Danielle Wong went to bed while Tuesday night's presidential election results were still rolling in. Hillary Clinton was trailing Donald Trump, but Wong hoped the race would turn around by morning.
Instead, she woke up around 2:30 a.m. to about 100 people chanting "USA, USA, USA" through the courtyards of the University of St. Thomas' St. Paul campus.
"I just remember feeling this chilled feeling go through my entire body and I couldn't stop shaking," Wong said. "I already knew what had happened."
Wong is the 17-year-old daughter of immigrant parents from Indonesia and Malaysia. She and her roommate, who is African-American, sat in their dorm room speechless and in tears after hearing that Donald Trump had won the presidency.
From the start of his presidential run, many immigrants said they felt targeted by Trump.
In his first campaign speech, Trump referred to Mexicans as rapists and criminals, and vowed to build a wall between the United States and Mexico. He also promised at one point to ban all Muslims from entering the country. And just days before the election, Trump told a Minnesota crowd that Somalis moving to the United States weren't properly vetted and that many are joining terrorist groups.
On Wednesday morning, the day after the election, immigrants, Muslims and others who felt scapegoated during the campaign say they now face an uncertain future.
"This morning it was sort of sad emoticons and a lot of 'I love you's," said Muhamad Elrashidi, a Rochester resident who was a delegate for Bernie Sanders. He voted for Hillary Clinton because he felt she was the most qualified candidate and had an inclusive message that countered some of Trump's rhetoric.
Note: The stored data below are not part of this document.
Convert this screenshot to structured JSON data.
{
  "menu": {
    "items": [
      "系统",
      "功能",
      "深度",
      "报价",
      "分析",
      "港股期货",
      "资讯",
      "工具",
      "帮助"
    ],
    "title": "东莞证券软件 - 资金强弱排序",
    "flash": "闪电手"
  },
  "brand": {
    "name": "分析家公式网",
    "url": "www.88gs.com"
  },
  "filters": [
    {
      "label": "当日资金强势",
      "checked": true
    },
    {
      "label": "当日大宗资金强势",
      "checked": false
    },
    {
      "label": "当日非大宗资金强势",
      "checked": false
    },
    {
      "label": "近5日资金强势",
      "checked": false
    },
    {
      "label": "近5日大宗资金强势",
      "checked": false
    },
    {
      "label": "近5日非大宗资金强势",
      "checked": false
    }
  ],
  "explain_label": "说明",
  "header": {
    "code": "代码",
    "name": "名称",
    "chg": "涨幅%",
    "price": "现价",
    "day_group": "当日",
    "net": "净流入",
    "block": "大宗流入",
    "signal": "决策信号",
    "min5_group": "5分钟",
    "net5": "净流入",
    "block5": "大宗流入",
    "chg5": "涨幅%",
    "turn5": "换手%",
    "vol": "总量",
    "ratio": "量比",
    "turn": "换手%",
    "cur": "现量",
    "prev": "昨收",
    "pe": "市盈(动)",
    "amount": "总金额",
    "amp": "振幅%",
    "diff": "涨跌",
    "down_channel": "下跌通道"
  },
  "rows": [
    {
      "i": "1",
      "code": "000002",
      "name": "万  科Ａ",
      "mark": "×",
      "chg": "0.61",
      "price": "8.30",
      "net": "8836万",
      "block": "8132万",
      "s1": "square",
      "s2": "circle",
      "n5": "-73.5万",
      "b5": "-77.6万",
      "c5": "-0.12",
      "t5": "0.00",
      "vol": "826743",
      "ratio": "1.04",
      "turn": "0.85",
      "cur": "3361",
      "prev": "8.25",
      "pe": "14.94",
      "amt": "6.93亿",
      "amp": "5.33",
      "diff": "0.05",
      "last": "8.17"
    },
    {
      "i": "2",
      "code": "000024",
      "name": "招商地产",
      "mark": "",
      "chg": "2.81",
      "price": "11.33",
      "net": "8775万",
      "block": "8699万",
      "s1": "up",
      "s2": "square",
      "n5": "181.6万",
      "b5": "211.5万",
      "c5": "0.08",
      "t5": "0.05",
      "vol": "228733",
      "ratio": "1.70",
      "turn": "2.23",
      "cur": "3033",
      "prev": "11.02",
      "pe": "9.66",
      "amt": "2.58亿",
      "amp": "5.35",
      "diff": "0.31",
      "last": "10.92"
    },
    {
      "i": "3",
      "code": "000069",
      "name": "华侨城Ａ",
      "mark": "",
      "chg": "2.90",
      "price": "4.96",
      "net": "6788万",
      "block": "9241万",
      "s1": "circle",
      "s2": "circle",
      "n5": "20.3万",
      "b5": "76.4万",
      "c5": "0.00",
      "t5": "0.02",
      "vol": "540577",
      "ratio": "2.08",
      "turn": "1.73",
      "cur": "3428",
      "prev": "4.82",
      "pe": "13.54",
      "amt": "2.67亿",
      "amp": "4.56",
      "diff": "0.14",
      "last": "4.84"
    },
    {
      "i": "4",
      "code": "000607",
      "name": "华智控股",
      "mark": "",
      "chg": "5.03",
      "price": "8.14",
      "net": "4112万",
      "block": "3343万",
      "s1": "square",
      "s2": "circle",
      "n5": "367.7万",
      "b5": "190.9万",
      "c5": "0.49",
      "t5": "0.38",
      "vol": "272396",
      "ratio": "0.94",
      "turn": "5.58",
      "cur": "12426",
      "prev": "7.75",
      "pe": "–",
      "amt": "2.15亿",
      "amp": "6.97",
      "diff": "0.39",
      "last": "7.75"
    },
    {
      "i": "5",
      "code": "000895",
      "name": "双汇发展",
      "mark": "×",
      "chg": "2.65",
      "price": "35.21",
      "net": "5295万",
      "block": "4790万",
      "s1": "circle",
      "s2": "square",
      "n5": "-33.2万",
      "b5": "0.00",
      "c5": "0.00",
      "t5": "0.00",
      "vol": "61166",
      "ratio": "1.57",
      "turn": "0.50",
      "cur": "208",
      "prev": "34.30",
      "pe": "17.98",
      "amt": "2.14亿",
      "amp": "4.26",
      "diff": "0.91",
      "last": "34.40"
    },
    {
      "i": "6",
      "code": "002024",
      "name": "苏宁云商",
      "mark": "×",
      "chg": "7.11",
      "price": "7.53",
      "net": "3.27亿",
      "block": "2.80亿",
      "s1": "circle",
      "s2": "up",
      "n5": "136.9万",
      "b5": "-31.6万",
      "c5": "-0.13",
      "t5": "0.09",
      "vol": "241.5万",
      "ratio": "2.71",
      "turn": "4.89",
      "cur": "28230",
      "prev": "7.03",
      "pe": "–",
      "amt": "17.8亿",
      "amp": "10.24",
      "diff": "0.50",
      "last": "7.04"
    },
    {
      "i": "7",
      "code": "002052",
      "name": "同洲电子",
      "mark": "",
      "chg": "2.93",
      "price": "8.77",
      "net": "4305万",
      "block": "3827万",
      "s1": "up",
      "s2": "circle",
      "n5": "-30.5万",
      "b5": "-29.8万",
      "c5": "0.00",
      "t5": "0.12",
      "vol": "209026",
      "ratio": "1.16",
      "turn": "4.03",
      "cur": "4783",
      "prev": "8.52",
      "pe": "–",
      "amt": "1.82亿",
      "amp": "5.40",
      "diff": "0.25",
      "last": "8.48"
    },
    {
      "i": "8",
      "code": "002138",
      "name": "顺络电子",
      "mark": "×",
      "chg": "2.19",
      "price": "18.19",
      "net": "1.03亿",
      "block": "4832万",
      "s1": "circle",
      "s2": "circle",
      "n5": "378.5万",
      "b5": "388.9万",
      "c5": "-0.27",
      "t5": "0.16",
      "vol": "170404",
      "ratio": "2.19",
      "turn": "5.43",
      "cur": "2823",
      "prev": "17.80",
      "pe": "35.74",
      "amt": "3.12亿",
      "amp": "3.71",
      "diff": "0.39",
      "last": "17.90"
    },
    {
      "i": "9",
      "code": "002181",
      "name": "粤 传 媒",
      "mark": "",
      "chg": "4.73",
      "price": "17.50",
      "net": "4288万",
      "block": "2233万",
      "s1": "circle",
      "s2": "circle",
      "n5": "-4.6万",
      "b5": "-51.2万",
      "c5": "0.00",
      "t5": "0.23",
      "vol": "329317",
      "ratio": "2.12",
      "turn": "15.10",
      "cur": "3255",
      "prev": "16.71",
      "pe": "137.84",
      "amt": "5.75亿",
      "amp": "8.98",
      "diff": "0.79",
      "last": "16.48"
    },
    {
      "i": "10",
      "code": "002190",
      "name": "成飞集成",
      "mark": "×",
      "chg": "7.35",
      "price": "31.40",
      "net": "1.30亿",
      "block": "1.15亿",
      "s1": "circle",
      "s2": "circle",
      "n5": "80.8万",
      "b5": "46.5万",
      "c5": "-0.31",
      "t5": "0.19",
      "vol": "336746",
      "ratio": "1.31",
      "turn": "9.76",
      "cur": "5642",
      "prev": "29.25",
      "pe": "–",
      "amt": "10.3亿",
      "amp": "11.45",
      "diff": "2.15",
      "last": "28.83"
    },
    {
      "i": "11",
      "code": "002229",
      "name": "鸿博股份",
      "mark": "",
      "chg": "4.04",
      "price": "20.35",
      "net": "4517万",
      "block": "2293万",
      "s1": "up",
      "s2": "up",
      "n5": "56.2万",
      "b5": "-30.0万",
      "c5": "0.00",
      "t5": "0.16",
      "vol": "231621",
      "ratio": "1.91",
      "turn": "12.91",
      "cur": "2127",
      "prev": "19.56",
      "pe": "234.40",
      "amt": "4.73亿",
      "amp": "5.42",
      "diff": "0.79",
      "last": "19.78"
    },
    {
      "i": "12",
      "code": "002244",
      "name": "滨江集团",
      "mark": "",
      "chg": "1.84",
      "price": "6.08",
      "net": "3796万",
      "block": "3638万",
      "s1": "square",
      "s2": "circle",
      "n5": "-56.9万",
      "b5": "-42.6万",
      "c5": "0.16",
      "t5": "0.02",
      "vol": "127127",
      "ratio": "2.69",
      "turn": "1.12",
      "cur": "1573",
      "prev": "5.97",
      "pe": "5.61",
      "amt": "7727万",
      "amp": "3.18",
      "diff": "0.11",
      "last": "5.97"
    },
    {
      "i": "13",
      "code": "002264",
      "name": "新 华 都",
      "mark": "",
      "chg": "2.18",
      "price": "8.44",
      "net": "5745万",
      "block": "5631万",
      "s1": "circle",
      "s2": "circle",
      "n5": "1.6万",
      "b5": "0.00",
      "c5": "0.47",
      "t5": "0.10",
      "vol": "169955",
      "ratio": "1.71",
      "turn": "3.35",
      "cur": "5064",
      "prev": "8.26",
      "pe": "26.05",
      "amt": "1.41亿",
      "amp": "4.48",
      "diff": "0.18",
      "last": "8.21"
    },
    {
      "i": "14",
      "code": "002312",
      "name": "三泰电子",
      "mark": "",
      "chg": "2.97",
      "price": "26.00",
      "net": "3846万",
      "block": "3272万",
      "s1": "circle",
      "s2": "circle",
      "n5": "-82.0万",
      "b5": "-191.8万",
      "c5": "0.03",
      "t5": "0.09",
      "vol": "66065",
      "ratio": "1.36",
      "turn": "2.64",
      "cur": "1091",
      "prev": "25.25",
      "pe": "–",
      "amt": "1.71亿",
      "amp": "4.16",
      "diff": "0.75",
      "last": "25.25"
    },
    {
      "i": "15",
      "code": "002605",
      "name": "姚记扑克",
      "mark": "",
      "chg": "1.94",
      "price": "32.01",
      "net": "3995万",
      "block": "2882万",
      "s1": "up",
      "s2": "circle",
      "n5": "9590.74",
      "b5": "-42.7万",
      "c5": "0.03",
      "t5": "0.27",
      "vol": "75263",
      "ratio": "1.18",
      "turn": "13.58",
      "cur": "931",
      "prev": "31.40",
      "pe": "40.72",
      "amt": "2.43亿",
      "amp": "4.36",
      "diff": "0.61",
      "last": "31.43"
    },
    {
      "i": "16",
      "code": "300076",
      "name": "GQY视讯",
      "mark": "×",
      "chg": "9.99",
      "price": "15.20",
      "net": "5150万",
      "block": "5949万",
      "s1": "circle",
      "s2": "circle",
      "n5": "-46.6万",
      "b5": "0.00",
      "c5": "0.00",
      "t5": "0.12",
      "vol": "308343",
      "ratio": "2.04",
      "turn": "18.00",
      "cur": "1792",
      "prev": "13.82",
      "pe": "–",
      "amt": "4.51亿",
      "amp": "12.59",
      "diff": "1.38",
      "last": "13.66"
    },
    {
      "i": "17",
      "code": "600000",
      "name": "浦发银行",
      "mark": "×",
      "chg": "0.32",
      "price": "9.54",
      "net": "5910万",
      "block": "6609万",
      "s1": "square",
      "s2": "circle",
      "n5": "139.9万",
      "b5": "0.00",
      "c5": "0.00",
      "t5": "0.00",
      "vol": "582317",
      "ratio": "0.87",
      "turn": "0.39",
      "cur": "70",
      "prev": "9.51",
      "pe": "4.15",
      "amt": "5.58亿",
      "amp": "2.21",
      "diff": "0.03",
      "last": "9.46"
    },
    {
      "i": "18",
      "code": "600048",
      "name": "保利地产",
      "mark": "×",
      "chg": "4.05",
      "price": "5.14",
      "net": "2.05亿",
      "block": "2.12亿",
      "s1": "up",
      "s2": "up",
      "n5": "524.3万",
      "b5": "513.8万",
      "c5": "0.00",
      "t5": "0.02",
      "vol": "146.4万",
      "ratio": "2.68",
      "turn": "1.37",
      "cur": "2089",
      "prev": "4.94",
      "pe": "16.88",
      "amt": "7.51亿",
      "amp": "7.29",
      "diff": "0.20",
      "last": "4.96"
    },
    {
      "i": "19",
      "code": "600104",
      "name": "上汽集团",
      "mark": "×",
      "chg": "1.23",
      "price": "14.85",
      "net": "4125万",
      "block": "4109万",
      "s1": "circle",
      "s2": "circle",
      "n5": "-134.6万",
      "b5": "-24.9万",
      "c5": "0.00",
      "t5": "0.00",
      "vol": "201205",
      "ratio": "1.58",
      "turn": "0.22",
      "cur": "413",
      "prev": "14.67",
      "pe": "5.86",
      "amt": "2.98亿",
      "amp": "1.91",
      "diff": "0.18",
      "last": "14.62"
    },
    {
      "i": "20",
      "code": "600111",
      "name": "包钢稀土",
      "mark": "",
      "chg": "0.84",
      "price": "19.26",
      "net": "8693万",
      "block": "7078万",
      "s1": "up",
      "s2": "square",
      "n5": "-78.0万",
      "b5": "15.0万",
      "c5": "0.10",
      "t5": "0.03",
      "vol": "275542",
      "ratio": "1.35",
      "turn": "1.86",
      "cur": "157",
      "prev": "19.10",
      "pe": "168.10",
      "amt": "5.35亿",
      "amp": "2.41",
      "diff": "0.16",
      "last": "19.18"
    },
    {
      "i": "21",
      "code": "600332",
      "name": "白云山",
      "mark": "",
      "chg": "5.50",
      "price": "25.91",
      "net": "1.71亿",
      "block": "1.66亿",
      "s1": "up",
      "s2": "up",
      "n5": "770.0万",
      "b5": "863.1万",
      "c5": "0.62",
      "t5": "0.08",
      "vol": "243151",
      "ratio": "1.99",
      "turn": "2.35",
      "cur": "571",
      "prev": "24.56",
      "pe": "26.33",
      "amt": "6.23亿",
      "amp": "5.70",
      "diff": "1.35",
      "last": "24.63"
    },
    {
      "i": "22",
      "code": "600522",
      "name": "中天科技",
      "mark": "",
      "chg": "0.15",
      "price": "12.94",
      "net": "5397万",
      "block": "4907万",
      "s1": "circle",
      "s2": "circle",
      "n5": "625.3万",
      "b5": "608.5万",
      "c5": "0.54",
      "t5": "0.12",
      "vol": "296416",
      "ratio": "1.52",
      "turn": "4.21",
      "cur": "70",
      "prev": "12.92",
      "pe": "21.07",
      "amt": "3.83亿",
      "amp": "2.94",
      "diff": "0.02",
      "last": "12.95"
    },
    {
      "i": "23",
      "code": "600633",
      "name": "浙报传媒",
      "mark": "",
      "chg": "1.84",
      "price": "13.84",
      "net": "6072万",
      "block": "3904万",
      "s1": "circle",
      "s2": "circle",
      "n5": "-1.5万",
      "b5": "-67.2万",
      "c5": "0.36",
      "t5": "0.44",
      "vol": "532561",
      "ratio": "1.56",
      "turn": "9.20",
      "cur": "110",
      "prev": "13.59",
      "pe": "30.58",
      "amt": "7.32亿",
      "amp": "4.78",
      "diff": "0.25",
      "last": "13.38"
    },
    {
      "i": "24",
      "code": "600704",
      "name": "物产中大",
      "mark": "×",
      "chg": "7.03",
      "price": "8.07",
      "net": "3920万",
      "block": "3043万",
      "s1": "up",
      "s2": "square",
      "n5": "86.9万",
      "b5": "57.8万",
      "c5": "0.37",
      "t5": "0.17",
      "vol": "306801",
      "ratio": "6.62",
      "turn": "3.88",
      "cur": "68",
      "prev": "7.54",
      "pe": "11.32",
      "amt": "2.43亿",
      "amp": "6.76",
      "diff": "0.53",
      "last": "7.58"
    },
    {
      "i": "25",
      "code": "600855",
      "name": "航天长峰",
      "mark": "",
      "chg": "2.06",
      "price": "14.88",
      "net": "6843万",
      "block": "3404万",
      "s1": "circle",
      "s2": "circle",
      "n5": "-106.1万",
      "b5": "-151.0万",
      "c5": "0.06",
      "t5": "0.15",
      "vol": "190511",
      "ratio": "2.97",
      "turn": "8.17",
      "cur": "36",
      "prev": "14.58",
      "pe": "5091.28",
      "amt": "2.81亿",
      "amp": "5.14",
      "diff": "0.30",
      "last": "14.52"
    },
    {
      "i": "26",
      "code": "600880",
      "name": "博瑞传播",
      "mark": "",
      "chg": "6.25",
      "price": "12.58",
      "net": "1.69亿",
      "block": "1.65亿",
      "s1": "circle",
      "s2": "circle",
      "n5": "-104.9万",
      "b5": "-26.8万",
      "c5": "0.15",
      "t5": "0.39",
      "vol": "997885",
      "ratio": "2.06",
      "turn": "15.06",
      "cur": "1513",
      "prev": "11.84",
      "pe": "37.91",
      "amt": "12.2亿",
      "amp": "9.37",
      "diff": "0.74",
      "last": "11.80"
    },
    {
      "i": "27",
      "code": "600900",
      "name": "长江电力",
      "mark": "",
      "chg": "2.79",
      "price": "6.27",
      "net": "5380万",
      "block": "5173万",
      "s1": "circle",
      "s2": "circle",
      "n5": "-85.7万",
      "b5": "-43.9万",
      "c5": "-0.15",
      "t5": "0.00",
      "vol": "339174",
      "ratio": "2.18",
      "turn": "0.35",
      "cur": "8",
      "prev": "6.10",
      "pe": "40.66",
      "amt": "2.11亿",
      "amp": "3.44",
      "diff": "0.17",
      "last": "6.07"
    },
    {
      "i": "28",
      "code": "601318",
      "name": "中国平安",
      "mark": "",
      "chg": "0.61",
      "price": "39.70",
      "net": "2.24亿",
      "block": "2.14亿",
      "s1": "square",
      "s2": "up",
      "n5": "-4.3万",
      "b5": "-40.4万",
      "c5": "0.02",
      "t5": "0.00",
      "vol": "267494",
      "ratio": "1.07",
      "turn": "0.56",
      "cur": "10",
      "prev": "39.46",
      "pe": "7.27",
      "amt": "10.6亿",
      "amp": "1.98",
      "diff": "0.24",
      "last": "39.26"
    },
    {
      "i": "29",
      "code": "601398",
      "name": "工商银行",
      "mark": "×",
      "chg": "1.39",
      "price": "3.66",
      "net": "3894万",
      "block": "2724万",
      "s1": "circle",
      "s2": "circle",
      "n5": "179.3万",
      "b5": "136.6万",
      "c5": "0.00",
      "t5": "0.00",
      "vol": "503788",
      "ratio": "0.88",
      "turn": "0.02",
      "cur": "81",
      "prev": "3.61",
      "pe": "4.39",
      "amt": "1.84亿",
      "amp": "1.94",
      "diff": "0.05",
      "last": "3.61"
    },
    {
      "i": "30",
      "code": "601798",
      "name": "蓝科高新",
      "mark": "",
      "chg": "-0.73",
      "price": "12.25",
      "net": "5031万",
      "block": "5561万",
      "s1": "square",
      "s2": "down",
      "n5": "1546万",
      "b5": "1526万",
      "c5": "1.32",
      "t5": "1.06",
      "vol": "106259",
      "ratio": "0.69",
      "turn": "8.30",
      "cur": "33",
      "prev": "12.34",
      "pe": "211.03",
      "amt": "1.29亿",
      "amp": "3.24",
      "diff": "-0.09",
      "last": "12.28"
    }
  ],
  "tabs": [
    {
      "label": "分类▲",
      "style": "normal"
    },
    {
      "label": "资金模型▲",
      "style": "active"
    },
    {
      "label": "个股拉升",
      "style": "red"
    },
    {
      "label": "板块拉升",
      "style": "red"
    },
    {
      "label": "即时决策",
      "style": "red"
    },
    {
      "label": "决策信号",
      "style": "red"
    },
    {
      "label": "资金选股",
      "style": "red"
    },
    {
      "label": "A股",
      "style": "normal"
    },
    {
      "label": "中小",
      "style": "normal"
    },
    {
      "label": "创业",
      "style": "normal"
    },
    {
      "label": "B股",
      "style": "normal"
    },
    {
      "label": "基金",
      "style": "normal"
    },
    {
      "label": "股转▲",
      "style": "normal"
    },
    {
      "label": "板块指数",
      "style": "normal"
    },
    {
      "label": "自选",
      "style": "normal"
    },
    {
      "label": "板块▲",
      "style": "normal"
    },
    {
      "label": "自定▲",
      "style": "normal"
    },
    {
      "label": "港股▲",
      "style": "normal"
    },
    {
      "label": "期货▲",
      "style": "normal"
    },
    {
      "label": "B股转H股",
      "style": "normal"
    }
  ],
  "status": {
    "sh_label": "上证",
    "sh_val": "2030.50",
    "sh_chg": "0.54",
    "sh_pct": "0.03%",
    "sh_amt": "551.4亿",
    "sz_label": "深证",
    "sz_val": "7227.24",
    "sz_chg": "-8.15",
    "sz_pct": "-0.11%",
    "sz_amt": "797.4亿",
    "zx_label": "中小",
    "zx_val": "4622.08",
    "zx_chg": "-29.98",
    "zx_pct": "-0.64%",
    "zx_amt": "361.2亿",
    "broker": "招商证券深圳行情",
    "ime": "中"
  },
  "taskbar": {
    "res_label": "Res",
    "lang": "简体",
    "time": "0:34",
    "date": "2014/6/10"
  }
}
"It was really shocking and disappointing to see there were so many people who were willing to vote for someone who embraced views of racism or misogyny or intolerance," said Elrashidi, a Muslim whose parents immigrated to the U.S. from Egypt in the 1960s. "Intolerance to people like me."
Ze Thao, 23, is a student at the University of Minnesota. She was born in a refugee camp in Thailand before moving to the U.S. in the late 1990s, and she couldn't hold back tears talking about the election results.
"America is the only home I really knew," Thao said. "There are a lot of people out there who are trying to figure out if this is the America that they know and this the America that doesn't welcome them, where else can they go."
Among those feeling lost and uneasy about the rhetoric are many Latinos in Minnesota, too. The state is home to more than 280,000 Latinos, about 40 percent of whom are under the age of 18, according to the most recent numbers from the U.S. Census Bureau.
Trump has said he'll revoke executive orders issued by President Barack Obama, which could include a 2012 order that allows undocumented immigrants brought to the country as children to get work permits and avoid deportation. That could make life hard for young people in the state.
"That's a big one for Latinos, especially young Latinos who have only known Minnesota as their home because they either were brought here when they were months old or have never been to their country of origin," said Henry Jimenez, executive director of the non-partisan Minnesota Council on Latino Affairs. "That fear of what will happen next is definitely [being] expressed today."
Trump has also pledged to stop accepting Syrian refugees fleeing war in the Middle East. A total of 18 Syrian refugees have settled in Minnesota in 2016, according to the state's Refugee Resettlement Programs Office.
Members of the Minnesotans for Syrian Refugees, an advocacy group, said they're still unsure what will happen, but that it's likely programs will be suspended when Trump takes office. The few Syrian families who have already found refuge in the state are alarmed.
"They're very new here — they're just getting settled," said Sarah Fleming, a co-founder of the group. "To have something like this happen right when you get here and the trauma that you're experiencing and transitioning as a refugee, is very unsettling."
In some ways, Trump's anti-immigration stances mirror others from the United States' past. In the 1850s, the American Party sought to prevent Irish immigrants from becoming citizens, said Erika Lee, director of the immigration history research center at the University of Minnesota.
"We don't think of them as different today, but they were considered as different to native-born Americans and to some of the other European immigrants who had already come," Lee said. "There was the same concern over a changing America, a changing ethnic makeup in America in addition to some of those larger economic and political concerns as well."
A commitment to diversity and opposition to what they see as xenophobia is part of why some voters supported Clinton. To Nadine Engbrecht-Schaff and her 21-year-old daughter, Ana, Trump's promises stirred up hate and moved the country backwards.
On Election Day, the mother and daughter dressed in pantsuits to cast their ballots for Clinton and watched the returns come in with a group of female friends. Nadine says it was hard waking up to the news that Trump had won enough votes to become president.
"Who of my friends and family and neighbors did that?" Nadine said. "I know people are trying to send some kind of message, but I think it's an expensive message. I'm kind of concerned for the next four years."
While Nadine is discouraged by Clinton's loss, she said it's also a wake-up call. The women's group she belongs to is already planning a meeting next week to talk about how, in spite of Trump's victory, they can get more active and make a difference.
MPR News reporter Laura Yuen contributed to this report.